Here’s the catch: when you read a story I’ve written, you’re not thinking about me—you’re thinking as me. I’ve wormed my way inside your head (hi!) and briefly taken over your mind. You’re forced to reckon with my full complexity—or, at least, whatever fraction of that complexity I’ve managed to get down on the page. When the story is over—or if you put it down midway—you’re free to think whatever you want. You can think, Dumb, or Boring, or Great, or, She looks like a bitch in her author photo, or, What the fuck did I just read? But I don’t need to be there to absorb your reaction. In fact, I shouldn’t be. My role in the process is over. The interpretation, the criticism, the analysis telling you that you’re right or that you’re wrong or that you’re an asshole—that’s someone else’s job. I can’t, and won’t, take part.

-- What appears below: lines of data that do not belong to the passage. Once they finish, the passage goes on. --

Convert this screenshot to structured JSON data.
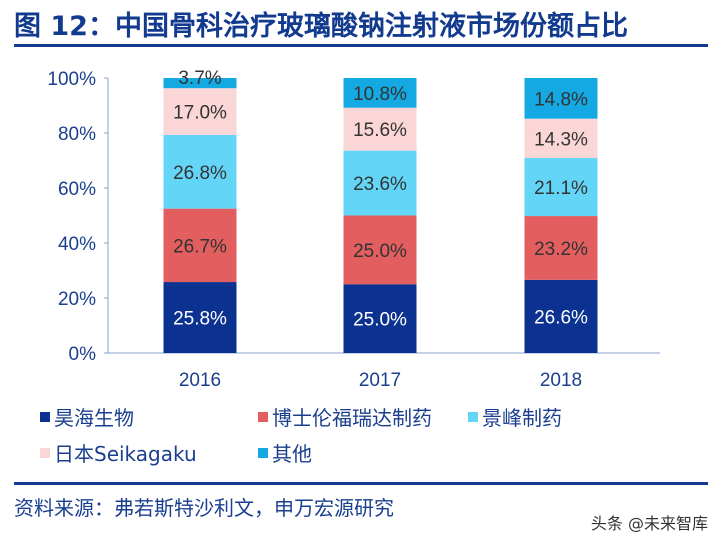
{
  "title": "图 12：中国骨科治疗玻璃酸钠注射液市场份额占比",
  "source": "资料来源：弗若斯特沙利文，申万宏源研究",
  "watermark": "头条 @未来智库",
  "chart_data": {
    "type": "bar",
    "stacked": true,
    "categories": [
      "2016",
      "2017",
      "2018"
    ],
    "ylim": [
      0,
      100
    ],
    "yticks": [
      "0%",
      "20%",
      "40%",
      "60%",
      "80%",
      "100%"
    ],
    "legend_position": "bottom",
    "series": [
      {
        "name": "昊海生物",
        "color": "#0b3191",
        "label_color": "#ffffff",
        "values": [
          25.8,
          25.0,
          26.6
        ],
        "labels": [
          "25.8%",
          "25.0%",
          "26.6%"
        ]
      },
      {
        "name": "博士伦福瑞达制药",
        "color": "#e35f5f",
        "label_color": "#333333",
        "values": [
          26.7,
          25.0,
          23.2
        ],
        "labels": [
          "26.7%",
          "25.0%",
          "23.2%"
        ]
      },
      {
        "name": "景峰制药",
        "color": "#63d6f7",
        "label_color": "#333333",
        "values": [
          26.8,
          23.6,
          21.1
        ],
        "labels": [
          "26.8%",
          "23.6%",
          "21.1%"
        ]
      },
      {
        "name": "日本Seikagaku",
        "color": "#fad6d6",
        "label_color": "#333333",
        "values": [
          17.0,
          15.6,
          14.3
        ],
        "labels": [
          "17.0%",
          "15.6%",
          "14.3%"
        ]
      },
      {
        "name": "其他",
        "color": "#14a9e2",
        "label_color": "#333333",
        "values": [
          3.7,
          10.8,
          14.8
        ],
        "labels": [
          "3.7%",
          "10.8%",
          "14.8%"
        ]
      }
    ]
  }
}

After “Cat Person” went viral, I sold my first book, a story collection. It’s coming out this month. I’m hoping that the number of monsters and murderers in its pages will put at least some of the autobiographical questions to rest. But, more than that, I want people to read it. I hope they like it. And, at the same time, I don’t want to know what they think about it. I’m sure that sometime, late at night, I’ll go on Twitter and search for my name and try to figure out what people are saying—or not saying—about me and my book. I’ll do this because I’m human, and I’m curious, and I’m anxious, and because it’s possible to want things that are bad for us—but I’ll also do my best to resist. Another piece of conventional wisdom is that what other people think about us is none of our business. And, as it turns out, with that I agree.